Have you ever told someone that you like them, and it marks the death knell of the relationship? It’s a cruel counter-intuitive outcome of the dating game. You would think that if two people are dating it means they like each other to some degree regardless, so what is the problem with verbalising it?
The problem is that it signifies the end of the chase, and some people are at a point in their life where the chase is giving them something of value, above and beyond a committed relationship. Maybe they’re chasing the dopamine and adrenalin that they feel when they use their charms to attract someone seemingly unattainable. Maybe they’re satisfying some sort of narcissistic craving that’s only satiated when their date starts to fall in love with them, and that’s all they really want. People are at different stages of their dating cycle, and sometimes ‘the chase’ is about gaining self esteem, feeling desired, and getting back into the game. It can be a result of being hurt in a previous relationship.
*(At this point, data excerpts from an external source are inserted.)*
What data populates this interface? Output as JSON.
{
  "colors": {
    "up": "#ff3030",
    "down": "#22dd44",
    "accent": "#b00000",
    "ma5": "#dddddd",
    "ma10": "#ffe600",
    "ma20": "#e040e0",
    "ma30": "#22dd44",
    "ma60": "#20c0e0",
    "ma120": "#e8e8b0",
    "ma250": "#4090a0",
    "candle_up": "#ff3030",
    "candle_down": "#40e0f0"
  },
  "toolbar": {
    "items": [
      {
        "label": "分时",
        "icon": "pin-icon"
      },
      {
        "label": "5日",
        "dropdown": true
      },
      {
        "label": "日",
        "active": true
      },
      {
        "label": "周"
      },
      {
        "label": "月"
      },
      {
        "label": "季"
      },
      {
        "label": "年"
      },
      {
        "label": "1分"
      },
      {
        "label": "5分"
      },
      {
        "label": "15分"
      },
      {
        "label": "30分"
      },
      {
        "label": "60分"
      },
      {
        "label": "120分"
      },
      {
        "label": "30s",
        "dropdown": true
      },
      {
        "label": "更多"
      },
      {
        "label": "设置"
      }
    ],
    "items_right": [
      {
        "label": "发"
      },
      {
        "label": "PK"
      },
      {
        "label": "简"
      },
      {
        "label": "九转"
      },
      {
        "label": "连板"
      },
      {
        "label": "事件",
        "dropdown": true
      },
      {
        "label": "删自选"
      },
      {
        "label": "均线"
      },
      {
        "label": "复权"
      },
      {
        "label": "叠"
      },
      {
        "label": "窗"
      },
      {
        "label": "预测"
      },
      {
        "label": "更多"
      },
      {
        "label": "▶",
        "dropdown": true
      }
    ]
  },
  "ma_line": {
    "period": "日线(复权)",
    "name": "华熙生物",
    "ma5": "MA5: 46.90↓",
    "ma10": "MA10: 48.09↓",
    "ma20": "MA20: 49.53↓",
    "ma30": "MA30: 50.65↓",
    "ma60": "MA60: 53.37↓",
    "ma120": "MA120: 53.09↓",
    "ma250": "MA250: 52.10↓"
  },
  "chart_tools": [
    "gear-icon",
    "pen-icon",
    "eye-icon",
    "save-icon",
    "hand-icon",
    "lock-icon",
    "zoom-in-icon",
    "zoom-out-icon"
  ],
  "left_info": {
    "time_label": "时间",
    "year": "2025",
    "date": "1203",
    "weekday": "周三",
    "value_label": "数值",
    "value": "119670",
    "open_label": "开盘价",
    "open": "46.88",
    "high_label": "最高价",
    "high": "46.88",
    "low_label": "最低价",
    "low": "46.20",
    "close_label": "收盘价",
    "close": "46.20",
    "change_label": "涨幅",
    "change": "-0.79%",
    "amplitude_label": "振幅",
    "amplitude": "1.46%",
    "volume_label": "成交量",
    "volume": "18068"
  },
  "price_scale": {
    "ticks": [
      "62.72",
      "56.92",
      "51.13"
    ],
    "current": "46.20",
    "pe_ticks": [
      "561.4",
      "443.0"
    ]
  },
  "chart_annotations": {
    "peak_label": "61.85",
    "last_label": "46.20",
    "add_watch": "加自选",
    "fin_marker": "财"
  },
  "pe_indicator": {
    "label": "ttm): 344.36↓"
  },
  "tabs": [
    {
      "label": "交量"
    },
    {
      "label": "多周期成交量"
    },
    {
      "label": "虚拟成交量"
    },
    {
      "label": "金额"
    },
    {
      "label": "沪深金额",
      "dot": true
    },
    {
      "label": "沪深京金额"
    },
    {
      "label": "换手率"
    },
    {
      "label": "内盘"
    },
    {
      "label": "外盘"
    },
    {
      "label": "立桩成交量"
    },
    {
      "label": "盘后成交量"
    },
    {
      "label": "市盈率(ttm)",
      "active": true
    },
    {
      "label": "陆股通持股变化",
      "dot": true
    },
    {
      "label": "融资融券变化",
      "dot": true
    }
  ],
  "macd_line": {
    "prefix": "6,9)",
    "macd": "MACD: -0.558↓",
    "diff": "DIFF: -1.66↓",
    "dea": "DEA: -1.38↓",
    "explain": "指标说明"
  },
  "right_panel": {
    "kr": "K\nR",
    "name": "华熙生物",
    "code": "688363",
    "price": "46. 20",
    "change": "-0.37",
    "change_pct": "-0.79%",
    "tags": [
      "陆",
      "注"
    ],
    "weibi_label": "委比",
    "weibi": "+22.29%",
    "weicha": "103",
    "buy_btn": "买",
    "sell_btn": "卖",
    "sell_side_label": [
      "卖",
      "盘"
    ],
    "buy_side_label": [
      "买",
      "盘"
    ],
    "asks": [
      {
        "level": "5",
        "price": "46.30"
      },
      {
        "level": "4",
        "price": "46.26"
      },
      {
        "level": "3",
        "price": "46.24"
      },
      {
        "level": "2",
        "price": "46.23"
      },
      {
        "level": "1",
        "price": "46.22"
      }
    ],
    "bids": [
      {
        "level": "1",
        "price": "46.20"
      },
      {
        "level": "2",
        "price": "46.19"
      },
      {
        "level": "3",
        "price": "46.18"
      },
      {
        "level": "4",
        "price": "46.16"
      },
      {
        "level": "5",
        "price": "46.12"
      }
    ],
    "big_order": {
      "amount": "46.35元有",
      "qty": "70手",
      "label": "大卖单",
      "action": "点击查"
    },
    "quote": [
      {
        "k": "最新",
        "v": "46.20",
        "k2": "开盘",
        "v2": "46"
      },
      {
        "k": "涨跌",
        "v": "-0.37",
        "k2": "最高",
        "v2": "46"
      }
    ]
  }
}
We are often quick to judge these people, as they disappoint others in their quest for validation, but sometimes it’s just a symptom of their self worth, at a particular point in their dating cycle.
So it begs the question, if you really like someone who you think is in it for the chase, is there any way of actually ‘getting them’? The problem is, you sometimes can’t tell if they’re being genuine. You need to look for the red flags during the journey. The biggest red flag is the speed at which they race toward a physical connection. If you feel like they’re pushing the pace, it’s not a great sign. Some people also push the pace of verbal adoration. I once had a person tell me they were madly in love with me on the third date, which was one of many red flags, but I admit, I liked this person, so I rolled with it (I didn’t reciprocate the words), but we slept together, it was really good, they re-affirmed their love for me, and I never saw that person again! I mean, what the hell?!
Other red flags are related to consistency of behaviour. Are they super keen one day and then standoffish the next? Do they take forever to respond to texts, or avoid phone calls and only text? In my experience you can feel it in your gut. You just know when something isn’t right, and if you really like the person you usually persevere despite the warning signs. So what’s the tactic if you are in this situation? I’ll tell you, but it’s matching ‘game playing’ with ‘game playing’, and that’s not really a healthy way to start the relationship. So I’m sure all the self-help books out there will advise you to move on and save your emotional energy, because playing this game is an awful match of emotional chess. But if you feel like having a punt, and you’re sure your heart can take it regardless of the outcome, channel your inner aloofness. Here’s some tips:
- Keep your texts light and short.
- After they ask a question (by text) stop texting back and leave them hanging. Offer a flimsy apology if they follow up.
- Cancel a date! Show them they’re not a priority.
- Post strategically on socials (don’t over do the party pics, it’s too obvious).
- Mix up your dating demeanour. Make sure that every second encounter you’re aloof and reserved.
Ok so this is tongue in cheek, and is actually what you will probably get from someone who isn’t serious about dating YOU. So try to get in early and beat them to the punch. Otherwise you are really just the subject of a chase, and it’s just a matter of time before the spark is unceremoniously extinguished.
In the wrap up, ‘gamers gon be gamers’, and there’s probably not much you can do to woo them. Just try to see it coming, protect your emotions when you see the red flags, and if you’re sure you have a live one, maybe fight flame with flame.